The problem here is that your implementation of the backward is not correct.

  • You don’t need to use torch.no_grad() is a custom Function
  • Why not run the exact same code (without the conversion to numpy) in your criterion_mse() function so that it will be autodiffed and you get backward for free?
  • If you don’t do that, you need to implement the backward yourself. And in particular, the error you see here is because the gradient your return for input don’t have the same size as `input.

PS: I updated your post to make the code more readable using triple backticks.

Hi albanD,
Thank a lot for reply.

Because I want to do more complex work for this custom loss function, I have to use the conversion to numpy.
I’m not sure how grad_output works, do you have any example?
The following code modified by myself.
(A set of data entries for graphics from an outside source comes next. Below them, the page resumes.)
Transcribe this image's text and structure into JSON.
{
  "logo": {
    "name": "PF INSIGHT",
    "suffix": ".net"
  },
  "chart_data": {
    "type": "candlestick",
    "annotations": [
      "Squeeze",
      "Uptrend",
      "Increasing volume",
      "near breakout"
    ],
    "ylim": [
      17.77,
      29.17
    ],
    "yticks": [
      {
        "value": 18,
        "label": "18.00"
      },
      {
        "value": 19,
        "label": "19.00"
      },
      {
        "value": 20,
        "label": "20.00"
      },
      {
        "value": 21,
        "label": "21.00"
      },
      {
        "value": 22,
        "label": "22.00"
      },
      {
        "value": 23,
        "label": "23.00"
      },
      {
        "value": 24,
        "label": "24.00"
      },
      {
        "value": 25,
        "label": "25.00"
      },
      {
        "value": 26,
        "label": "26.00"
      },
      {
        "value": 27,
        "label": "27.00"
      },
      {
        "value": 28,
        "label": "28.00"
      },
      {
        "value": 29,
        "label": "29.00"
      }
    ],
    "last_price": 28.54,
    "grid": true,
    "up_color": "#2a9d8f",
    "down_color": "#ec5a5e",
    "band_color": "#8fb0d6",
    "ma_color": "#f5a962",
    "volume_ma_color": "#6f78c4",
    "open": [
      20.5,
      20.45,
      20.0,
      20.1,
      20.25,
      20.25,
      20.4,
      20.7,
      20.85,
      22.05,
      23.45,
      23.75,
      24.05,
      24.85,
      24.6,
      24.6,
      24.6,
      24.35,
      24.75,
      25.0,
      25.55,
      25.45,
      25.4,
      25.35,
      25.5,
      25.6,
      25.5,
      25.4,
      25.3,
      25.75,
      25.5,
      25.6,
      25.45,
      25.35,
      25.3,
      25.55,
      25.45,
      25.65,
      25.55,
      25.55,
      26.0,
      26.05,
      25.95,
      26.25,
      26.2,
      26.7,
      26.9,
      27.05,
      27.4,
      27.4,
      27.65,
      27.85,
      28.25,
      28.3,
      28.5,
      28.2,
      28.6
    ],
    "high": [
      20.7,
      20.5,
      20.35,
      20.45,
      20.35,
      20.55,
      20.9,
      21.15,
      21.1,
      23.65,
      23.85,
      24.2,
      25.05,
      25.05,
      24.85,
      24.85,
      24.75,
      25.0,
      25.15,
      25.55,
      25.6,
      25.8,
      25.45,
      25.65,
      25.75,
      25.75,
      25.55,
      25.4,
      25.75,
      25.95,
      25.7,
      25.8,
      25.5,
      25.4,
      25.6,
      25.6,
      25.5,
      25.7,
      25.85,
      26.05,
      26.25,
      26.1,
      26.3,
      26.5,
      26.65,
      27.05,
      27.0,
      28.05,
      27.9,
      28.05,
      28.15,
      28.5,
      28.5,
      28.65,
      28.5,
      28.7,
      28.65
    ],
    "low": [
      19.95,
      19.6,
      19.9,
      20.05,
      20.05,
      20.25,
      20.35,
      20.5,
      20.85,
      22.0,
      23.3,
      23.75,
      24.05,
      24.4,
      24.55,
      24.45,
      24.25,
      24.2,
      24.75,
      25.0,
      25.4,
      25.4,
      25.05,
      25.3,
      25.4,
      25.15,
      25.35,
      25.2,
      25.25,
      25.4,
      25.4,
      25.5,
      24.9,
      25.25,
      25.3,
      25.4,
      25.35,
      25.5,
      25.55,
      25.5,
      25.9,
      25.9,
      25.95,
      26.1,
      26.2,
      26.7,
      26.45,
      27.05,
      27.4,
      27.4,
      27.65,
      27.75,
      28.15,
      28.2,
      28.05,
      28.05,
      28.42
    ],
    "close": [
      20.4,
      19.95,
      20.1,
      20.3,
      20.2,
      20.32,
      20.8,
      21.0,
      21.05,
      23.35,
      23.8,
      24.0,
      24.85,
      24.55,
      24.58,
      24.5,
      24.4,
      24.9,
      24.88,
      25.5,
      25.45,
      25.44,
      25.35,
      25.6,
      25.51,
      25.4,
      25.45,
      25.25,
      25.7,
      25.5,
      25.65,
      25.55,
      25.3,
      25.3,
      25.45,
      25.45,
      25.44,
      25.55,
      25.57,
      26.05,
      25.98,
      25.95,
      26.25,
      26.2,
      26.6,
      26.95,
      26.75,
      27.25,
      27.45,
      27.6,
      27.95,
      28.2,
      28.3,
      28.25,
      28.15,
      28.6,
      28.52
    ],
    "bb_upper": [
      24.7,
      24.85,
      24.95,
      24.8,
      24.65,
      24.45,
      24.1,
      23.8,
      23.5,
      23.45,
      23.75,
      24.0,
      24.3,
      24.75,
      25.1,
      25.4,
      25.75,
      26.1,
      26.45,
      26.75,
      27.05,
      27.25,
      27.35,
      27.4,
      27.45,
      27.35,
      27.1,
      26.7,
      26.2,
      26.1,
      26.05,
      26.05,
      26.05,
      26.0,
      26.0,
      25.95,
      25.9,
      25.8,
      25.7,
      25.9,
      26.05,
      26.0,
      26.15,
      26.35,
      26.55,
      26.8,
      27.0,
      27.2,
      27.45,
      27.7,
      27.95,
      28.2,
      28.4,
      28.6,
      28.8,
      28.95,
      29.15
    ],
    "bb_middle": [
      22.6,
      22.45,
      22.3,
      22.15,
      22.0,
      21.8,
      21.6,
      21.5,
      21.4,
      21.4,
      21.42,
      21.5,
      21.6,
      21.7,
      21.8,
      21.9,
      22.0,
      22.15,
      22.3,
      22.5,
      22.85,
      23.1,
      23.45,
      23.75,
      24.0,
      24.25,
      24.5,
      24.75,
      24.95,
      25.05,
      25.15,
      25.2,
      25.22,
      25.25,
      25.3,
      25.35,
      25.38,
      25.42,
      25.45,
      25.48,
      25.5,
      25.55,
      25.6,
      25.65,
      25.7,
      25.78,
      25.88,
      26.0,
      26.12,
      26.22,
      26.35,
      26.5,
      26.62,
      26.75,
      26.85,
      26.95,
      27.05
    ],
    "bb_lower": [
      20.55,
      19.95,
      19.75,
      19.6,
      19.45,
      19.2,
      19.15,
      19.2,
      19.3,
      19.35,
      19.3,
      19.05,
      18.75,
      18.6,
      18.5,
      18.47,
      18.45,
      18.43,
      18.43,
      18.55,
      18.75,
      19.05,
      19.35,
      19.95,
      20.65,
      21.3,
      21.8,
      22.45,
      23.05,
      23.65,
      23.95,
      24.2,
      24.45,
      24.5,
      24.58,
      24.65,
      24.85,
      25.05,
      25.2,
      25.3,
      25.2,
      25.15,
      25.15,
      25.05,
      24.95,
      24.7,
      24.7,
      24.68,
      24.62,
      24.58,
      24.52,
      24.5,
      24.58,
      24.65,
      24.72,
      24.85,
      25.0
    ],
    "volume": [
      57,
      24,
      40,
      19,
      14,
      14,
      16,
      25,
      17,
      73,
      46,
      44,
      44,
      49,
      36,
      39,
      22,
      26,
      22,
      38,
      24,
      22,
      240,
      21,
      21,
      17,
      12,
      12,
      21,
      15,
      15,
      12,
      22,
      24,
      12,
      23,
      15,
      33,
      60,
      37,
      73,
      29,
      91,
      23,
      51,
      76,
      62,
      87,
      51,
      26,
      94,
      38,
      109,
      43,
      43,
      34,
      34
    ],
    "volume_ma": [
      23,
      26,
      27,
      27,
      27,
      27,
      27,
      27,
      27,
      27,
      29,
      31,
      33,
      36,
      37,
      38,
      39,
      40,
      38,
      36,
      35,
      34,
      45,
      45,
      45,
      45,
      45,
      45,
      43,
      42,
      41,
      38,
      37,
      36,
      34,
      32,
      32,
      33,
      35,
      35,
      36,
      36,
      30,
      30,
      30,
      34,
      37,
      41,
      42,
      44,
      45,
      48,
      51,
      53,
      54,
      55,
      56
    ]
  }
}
Is it correct?

class MSE_SCORE(Function):
    @staticmethod
    def forward(ctx, input, label):
        numpy_input = input.detach().numpy()
        numpy_label = label.detach().numpy()
        offset_height = int(height / 4)
        offset_width = int(width / 4)
        target_height = int(height / 2)
        target_width = int(width / 2)
        crop_input = numpy_input[:, :, offset_height:offset_height + target_height, offset_width:offset_width + target_width]
        crop_label = numpy_label[:, :, offset_height:offset_height + target_height, offset_width:offset_width + target_width]
        diff = (crop_input - crop_label)**2
        mean = np.mean(diff, axis=(1,2,3))
        ctx.size = len(mean)
        mse = np.sum(mean)
        ctx.save_for_backward(input, label) --- modified
        return torch.tensor(mse)

    @staticmethod
    def backward(ctx, grad_output):
        grad_output = grad_output.detach()
        input, label = ctx.saved_tensors --- modified
        return grad_output * input, None --- modified

The backward() function should compute one step of the chain rule of your function y = f(x)
grad_output is the gradient flowing from the lower layers dl/dy. And you should return dl/dx.
The way to compute it is by doing: dl/dx = dl/dy * dy/dx.

Hi @albanD

I don’t know about “grad_output” means. Accounding to “dl/dx = dl/dy * dy/dx”, does it means dy / dx?

With my poor understanding:
l = sum(mean( (label - input)**2 ))
dl / dx = -2 * sum(mean( (label - input) )) * dy / dx
Is it correct?

class MSE_SCORE(Function):
    @staticmethod
    def forward(ctx, input, label):
        numpy_input = input.detach().numpy()
        numpy_label = label.detach().numpy()
        diff = (numpy_label - numpy_input)**2
        mean = np.mean(diff, axis=(1,2,3))
        mse = np.sum(mean)
        ctx.save_for_backward(input, label)

        return torch.tensor(mse)

    @staticmethod
    def backward(ctx, grad_output):
        grad_output = grad_output.detach()
        input, label = ctx.saved_tensors
        numpy_input = input.detach().numpy()
        numpy_label = label.detach().numpy()
        grad = -2 * np.sum(np.mean((numpy_label - numpy_input), axis=(1,2,3))) * np.ones(input.shape)
        return grad_output * grad, None

Hi,

grad_output is the gradient wrt to the output of the forward, so in this case dl/dy.

And yes the formula looks good.

In the implementation,

  • for the forward, even though you can go through numpy, I don’t think you should here: all these ops just work on pytorch.
  • For the backward, you should write it in a differentiable manner in case you try to access grad of grad in there. If you don’t, use from torch.autograd.function import once_differentiable as another decorator for the backward.
  • Same point for the backward that I don’t see any reason to use numpy, even if you make it once_differentiable.